Ninguém discute que através da lei ordinária se há-de sempre fazer a organização do regime jurídico das «liberdades públicas» fixadas na Constituïção. Esclarece-se o problema se se pensar no regime repressivo para os abusos dessas liberdades.
Na verdade, todos admitem, ninguém discute e ninguém supõe atingidas as liberdades fundamentais desde que a lei ordinária organize, como processo de defesa dessas liberdades ou dos seus abusos, um processo repressivo. Êsse processo caracteriza-se assim: quando se infringe o regime que delimita o círculo em que pode mover-se a liberdade fundamental, mas só depois de o infringir, é que aparece a reacção social, a reacção do Estado, por intermédio dos seus órgãos judiciais.
Ninguém discute, todos admitem:
1.° Que as liberdades fundamentais consagradas nos textos constitucionais hão-de organizar-se através da lei ordinária;
2.º Que essa organização se faça através de um regime repressivo.
Na nossa Constituïção estão previstas as liberdades fundamentais, está prevista a sua organização através da lei ordinária e está admitida a possibilidade do regime repressivo.
E do regime preventivo? Pode organizar-se, através da lei ordinária, um regime que evite que seja ultrapassado o círculo dentro do qual é razoável que se movam as liberdades públicas? Não estamos já no regime repressivo, mas no preventivo. E neste aspecto? Neste aspecto direi: todos admitem, como elemento de ordem e de defesa do organismo social, a instituïção na lei ordinária de um regime preventivo, desde que êle se não traduza na inutilização do próprio princípio consignado no texto constitucional.

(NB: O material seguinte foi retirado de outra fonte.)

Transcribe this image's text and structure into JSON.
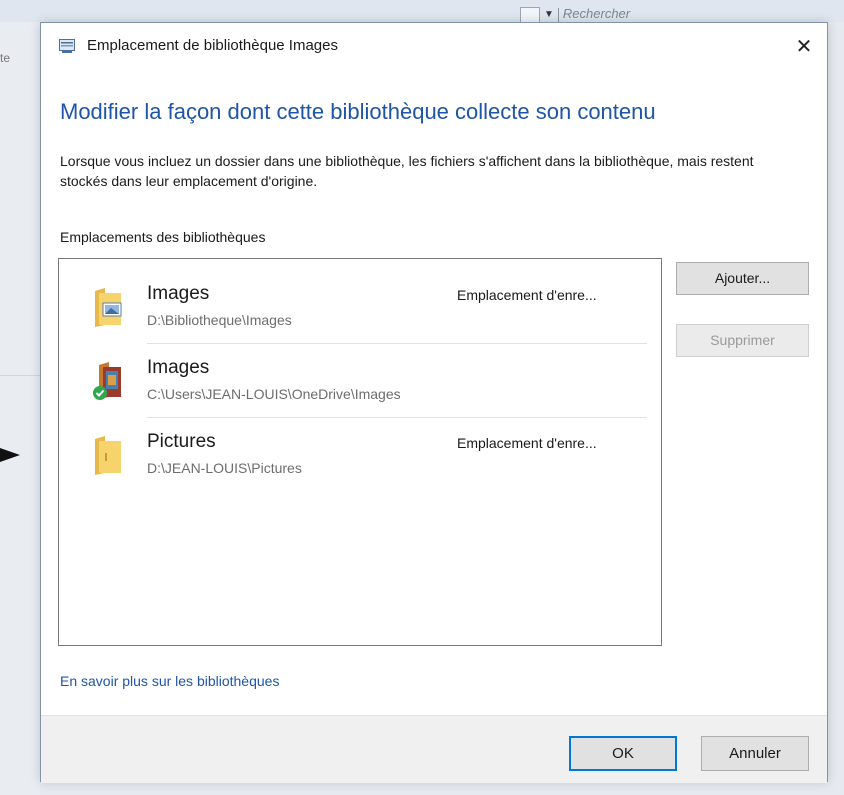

Podemos então assentar em que, de um modo geral, se aceita a instituïção de regimes repressivos e preventivos na organização jurídica das liberdades públicas, desde que com êles não venham a negar-se estas liberdades.
Ora bem. Mas no texto constitucional estão consagradas as liberdades essenciais. Fomos, nesse aspecto, tam longe como os que o foram mais. E está, a propósito dessas liberdades, prevista a possibilidade de, através da lei ordinária, se organizar o seu regime repressiva ou preventivamente.
Á nossa Constituïção, portanto, admite a possibilidade de se estabelecerem os limites dentro dos quais é lícito o movimento das liberdades públicas. E, porque enuncia os princípios em que se exprimem essas liberdades, não admite naturalmente que através da lei ordinária se inutilizem êsses princípios.
Não havia pois que tocar no texto constitucional em matéria de liberdades públicas. Está lá tudo: prevêem-se todas as possibilidades de organizar essas liberdades. Não se admite, já que se consagram essas liberdades e pelo simples facto de se consagrarem, que se inutilizem através da lei ordinária.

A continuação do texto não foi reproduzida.